Take John Steinbeck’s Of Mice and Men which is a novel taught in classrooms around the world. The only significant female character in the novel is known as “Curley’s Wife.” She doesn’t even get a name. Instead, she exists to tempt and flirt with Lennie, the male protagonist and then to die. Her death at the hands of Lennie is framed as inevitable, and is treated as a consequence of her beauty and vanity.

“She had it coming,” the text implies. While Steinbeck wrote more complex women in other novels, Of Mice and Men is the one schoolchildren read and the message it sends is clear. 

Or consider John Updike, whose women in books like Rabbit, Run exist solely to reflect and absorb the distress of his male anti-heroes. Their interiority is shallow at best, often reduced to bodily functions or irrational desires. David Foster Wallace described Updike’s writing as a kind of “literary wet dream,” where women are beautiful, emotionally unhinged, and always somehow available. There is little empathy in these portrayals, only a need to process male anxiety through the bodies of women. 

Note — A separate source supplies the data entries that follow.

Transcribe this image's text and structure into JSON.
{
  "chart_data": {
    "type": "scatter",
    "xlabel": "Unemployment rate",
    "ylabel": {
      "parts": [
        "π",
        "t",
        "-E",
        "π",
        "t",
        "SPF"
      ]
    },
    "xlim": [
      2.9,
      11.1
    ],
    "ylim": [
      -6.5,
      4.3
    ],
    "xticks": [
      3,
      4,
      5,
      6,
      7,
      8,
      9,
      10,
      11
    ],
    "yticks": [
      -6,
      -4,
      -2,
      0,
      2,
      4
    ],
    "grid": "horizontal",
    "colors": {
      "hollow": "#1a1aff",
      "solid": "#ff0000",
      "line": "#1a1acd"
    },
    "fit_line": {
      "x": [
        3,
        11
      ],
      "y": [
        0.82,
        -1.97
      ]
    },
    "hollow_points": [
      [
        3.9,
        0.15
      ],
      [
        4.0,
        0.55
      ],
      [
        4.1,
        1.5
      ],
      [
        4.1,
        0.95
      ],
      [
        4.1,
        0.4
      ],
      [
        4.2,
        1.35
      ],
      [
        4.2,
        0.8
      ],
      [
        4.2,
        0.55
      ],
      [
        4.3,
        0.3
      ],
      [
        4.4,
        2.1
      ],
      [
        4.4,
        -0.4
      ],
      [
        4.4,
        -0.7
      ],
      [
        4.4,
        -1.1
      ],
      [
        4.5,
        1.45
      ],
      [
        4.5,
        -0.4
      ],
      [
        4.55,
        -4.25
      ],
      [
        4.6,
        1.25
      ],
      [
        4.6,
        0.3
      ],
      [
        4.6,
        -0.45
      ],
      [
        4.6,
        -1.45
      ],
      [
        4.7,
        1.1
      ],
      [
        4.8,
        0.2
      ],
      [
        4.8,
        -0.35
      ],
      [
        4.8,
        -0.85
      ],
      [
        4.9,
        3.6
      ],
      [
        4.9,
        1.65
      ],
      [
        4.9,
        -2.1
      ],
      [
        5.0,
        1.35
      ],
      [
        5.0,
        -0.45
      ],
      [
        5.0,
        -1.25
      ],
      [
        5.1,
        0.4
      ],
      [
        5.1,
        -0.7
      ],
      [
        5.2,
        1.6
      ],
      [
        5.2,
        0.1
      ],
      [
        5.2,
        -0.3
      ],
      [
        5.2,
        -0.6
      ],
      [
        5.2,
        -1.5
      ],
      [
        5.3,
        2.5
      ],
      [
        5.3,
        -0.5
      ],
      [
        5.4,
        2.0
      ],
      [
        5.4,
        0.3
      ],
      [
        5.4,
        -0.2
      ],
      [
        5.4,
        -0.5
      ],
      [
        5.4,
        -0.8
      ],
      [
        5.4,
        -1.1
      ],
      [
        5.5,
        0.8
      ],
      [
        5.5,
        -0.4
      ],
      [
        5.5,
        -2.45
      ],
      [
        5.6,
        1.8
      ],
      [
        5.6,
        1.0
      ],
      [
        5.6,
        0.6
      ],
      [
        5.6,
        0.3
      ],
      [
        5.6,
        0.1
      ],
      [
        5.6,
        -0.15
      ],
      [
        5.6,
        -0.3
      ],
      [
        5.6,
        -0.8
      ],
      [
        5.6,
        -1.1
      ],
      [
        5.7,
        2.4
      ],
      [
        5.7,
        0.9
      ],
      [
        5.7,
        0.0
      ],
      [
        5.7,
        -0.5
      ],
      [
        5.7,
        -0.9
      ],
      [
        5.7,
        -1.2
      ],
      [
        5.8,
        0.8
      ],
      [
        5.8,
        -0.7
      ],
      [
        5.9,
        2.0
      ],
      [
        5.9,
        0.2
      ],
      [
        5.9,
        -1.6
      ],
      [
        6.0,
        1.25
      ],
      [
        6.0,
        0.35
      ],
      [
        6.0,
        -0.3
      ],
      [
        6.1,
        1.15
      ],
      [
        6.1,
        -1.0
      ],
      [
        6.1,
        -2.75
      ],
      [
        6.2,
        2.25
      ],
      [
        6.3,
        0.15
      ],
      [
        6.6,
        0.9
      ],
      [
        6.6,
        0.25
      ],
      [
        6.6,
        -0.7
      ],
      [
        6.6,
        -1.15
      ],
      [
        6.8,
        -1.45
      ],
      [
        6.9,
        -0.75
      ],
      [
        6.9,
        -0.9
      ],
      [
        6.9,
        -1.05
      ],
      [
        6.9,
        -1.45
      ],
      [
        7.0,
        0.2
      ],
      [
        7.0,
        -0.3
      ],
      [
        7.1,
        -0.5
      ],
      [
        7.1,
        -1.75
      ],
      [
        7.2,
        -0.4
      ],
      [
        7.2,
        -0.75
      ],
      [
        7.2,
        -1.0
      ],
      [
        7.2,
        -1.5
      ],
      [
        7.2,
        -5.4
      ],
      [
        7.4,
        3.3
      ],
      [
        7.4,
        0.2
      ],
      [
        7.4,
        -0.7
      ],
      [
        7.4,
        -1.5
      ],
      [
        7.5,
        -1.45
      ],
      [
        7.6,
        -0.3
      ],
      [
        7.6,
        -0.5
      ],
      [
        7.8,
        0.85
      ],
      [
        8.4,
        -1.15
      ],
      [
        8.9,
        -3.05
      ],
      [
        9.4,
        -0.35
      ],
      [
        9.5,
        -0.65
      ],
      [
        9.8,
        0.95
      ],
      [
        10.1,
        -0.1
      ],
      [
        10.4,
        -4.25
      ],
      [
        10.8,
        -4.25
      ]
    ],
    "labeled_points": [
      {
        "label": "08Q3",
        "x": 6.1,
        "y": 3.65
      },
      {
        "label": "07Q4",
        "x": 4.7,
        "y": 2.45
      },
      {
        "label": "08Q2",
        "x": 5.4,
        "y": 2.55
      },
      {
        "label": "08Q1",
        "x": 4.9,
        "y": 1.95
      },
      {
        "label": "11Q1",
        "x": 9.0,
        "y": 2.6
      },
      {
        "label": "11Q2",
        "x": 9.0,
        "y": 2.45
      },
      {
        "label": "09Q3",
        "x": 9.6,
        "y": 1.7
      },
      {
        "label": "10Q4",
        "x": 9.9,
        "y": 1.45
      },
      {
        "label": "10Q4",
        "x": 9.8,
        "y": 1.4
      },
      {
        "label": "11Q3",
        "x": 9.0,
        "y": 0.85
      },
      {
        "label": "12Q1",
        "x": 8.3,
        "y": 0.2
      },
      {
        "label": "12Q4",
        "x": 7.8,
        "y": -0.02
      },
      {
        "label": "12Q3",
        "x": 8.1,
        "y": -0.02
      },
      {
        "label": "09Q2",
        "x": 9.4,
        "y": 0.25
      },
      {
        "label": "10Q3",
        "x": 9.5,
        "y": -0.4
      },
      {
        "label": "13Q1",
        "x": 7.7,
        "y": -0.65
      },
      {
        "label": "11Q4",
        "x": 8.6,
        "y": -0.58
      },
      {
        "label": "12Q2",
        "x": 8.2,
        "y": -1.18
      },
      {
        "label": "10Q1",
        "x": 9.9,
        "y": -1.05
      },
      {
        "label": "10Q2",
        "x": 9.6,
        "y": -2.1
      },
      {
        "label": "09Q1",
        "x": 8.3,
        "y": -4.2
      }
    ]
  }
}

This flattening of women isn’t limited to the living. Edgar Allan Poe’s literary legacy is soaked in yearning for dead or dying women. Those pale, perfect, and voiceless creatures. Lenore. Annabel Lee. Ligeia. Women in Poe’s work are not people; they are muses and obsessions. Beautiful, fragile, idealized… and disposable. Poe mournes his women like spilled ink, they are nothing but placeholders, the spit on his finger so he can flip the page. 

These are not isolated cases. They are symptoms of a tradition where women are dainty creatures with heaving breasts, accessories to male meaning. They’re described in terms of how they taste, how they smell, how they appear under moonlight, how they make men feel. Rarely how they think, how they rage, how they choose. Literature, the

thing that teaches us empathy, has so often denied women that very humanity. 

What makes this worse is that these books aren’t buried in dusty corners. They’re classics. Taught in schools, adapted into films, revered on syllabi. When these books dominate bookshelves, they don’t just shape reading taste, they shape politics and real life expectations. 

Boys grow up reading about overtly sexualized women that are an instrument for self development, while girls grow up seeing themselves reflected in smiling breasts, in or corpses that exist to move a plot forward. 

Before the cries of “not all men!” echo across the room, let’s be clear: of course, there are male writers who have created rich, multidimensional women. Think Anna Karenina, Lisbeth Salander, Lady Macbeth, Hester Prynne. These women are flawed, complicated, unforgettable. Their stories are driven by desire, trauma, intellect, ambition. The least interesting thing about them is how they look. 

The tide is changing. Slowly. Readers are more vocal, and writers more self-aware. There are men who write women with complexity, anger, dignity, joy. But the legacy of those who didn’t still looms large. 

The task for male authors is not simply to “do better,” but to step outside the gravitational pull of their own ego and genuinely imagine someone else’s universe.

Until then, we’ll keep reading… and rewriting.